The meteorite fragment is producing oxygen. A reaction we know of that produces oxygen is photosynthesis.
Experiment H – Object recovery
The asteroid, “Big Boy”, and “Small Guy” are three different objects. Also, there’s something interesting about figure 3.
The “Small Guy” sample has been directly extracted from the much larger “Big Boy” sample.
Notice how there’s something missing from figure 3 considering that “Big Boy” is a big rock?
“Small Guy” and “Big Boy” are both meteorites that originate from the Asteroid. “Small Guy” has been directly extracted from the much larger “Big Boy” meteorite. Also, notice how “Big Boy” has not left behind a big impact crater. A meteorite of its size should have made a big mark if it crashed to Earth.
Experiment I – Detection of genetic material
Genetic material is usually used to help the cell make protein. But what other unorthodox function could the genetic material serve?
It is possible to store information within genetic material.
Search for “communication”.
A huge amount of data has been encoded within the genetic material, ready for humanity to decode.
Experiment J – Recovery site
What did Dr. Chen say about the “Big Boy” recovery site?
The “Big Boy” meteorite did not create an impact crater when it came down to Earth. Considering it’s large size, this is quite unexpected. Perhaps it slowed down.
Think about what internal or external force could gently slow down a large rock. Look back to Experiment F.
The “Big Boy” meteorite likely has some sort of propulsion system enabling it to land gently on Earth.
Experiment K – Electrical signal analysis
Are there any charts that stands out as different?
It will take you a long time to process each of the charts. Take a more directed approach and only process the ones you think will yield results.
Process and combine charts volt_xbhA_13, volt_xbhA_16, and volt_xbhA_18.
There’s a secret message hidden within “Big Boy”.
Experiment L – Radiation analysis
Remember that we are specifically interested in gamma radiation.
Do you remember that the meteorite did not create an impact crater?
Search for “gamma radiation”.
The meteorite is releasing gamma radiation on one side. This is likely due to the presence of an antimatter rocket which would have decelerated the meteorite upon entry and prevented an impact crater from being formed.

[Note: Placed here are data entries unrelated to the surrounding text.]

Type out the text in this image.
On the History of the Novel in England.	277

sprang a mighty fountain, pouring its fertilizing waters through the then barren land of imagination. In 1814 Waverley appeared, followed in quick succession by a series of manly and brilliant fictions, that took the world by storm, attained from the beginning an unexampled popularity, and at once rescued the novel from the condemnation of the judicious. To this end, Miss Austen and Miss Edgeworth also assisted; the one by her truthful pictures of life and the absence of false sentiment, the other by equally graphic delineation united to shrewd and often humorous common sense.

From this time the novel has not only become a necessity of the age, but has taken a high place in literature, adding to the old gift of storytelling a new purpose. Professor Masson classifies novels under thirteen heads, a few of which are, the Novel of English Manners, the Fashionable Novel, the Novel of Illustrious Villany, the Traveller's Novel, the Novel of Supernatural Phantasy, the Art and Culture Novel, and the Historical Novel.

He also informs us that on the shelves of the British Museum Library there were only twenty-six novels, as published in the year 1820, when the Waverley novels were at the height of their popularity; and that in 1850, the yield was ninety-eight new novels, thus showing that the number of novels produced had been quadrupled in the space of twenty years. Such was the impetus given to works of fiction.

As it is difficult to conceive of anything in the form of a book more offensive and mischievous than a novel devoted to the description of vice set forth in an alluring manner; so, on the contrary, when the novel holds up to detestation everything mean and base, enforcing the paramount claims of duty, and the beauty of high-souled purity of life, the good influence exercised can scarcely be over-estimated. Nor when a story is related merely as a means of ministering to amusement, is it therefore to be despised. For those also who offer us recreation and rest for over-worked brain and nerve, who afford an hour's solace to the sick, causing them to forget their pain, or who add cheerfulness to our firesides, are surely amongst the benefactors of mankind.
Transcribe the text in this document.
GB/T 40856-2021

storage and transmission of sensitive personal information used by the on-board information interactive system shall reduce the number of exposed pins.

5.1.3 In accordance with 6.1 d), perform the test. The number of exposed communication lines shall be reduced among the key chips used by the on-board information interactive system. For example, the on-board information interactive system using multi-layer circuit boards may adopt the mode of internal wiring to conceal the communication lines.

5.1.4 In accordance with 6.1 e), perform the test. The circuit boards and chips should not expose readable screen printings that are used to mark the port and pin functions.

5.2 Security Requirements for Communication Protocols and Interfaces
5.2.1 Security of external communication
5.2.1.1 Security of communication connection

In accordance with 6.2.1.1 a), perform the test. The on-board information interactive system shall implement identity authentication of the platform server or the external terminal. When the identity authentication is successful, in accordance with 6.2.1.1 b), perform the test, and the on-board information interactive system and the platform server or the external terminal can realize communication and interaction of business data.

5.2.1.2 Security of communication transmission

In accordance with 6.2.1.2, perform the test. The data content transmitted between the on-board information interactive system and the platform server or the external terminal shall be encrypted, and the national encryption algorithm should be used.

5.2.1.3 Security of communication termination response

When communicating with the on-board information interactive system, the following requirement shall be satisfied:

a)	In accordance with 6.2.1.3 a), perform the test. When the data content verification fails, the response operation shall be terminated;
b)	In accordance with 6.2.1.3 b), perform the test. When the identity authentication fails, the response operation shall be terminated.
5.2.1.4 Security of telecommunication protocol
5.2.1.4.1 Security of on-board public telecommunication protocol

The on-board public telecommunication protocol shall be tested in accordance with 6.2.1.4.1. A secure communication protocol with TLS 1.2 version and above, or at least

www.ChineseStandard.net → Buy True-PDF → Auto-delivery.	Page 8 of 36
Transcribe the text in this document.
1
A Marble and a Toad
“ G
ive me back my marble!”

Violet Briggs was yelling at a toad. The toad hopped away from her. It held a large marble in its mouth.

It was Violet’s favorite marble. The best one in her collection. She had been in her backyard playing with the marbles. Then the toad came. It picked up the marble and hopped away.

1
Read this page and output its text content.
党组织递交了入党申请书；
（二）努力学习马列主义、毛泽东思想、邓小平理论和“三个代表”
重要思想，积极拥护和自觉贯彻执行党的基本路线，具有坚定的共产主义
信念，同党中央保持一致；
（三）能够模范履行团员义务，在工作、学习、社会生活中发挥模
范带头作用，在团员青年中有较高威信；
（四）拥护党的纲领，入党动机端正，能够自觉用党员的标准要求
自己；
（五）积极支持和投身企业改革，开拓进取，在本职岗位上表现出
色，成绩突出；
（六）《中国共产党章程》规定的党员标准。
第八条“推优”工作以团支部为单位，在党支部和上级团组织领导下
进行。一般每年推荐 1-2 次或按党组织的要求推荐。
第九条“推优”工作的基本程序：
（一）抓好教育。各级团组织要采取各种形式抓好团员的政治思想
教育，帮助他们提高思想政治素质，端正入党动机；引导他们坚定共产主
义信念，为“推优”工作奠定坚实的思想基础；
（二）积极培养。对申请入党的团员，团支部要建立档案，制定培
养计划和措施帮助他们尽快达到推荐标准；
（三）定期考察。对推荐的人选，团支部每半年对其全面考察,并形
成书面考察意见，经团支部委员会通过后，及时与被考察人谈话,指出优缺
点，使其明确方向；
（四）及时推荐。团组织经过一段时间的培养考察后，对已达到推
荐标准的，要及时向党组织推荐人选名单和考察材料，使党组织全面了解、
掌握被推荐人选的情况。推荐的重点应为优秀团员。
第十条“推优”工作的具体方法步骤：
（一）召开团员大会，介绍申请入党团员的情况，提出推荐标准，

Experiment M – Spectra analysis
Which of the four planets has molecules in its atmosphere that are required for life?
Shouldn’t there be carbon dioxide (CO2)? Is there any molecule that might substitute for carbon dioxide?
Where else have you encounted SiO2 (aka silicon dioxide)? It all fits together.
Exoplanet HD 90144 b is the most likely candidate. It has SiO2, which plays the same role here as CO2. The planet’s star is also on the verge of exploding, which is relevant to the overall mystery.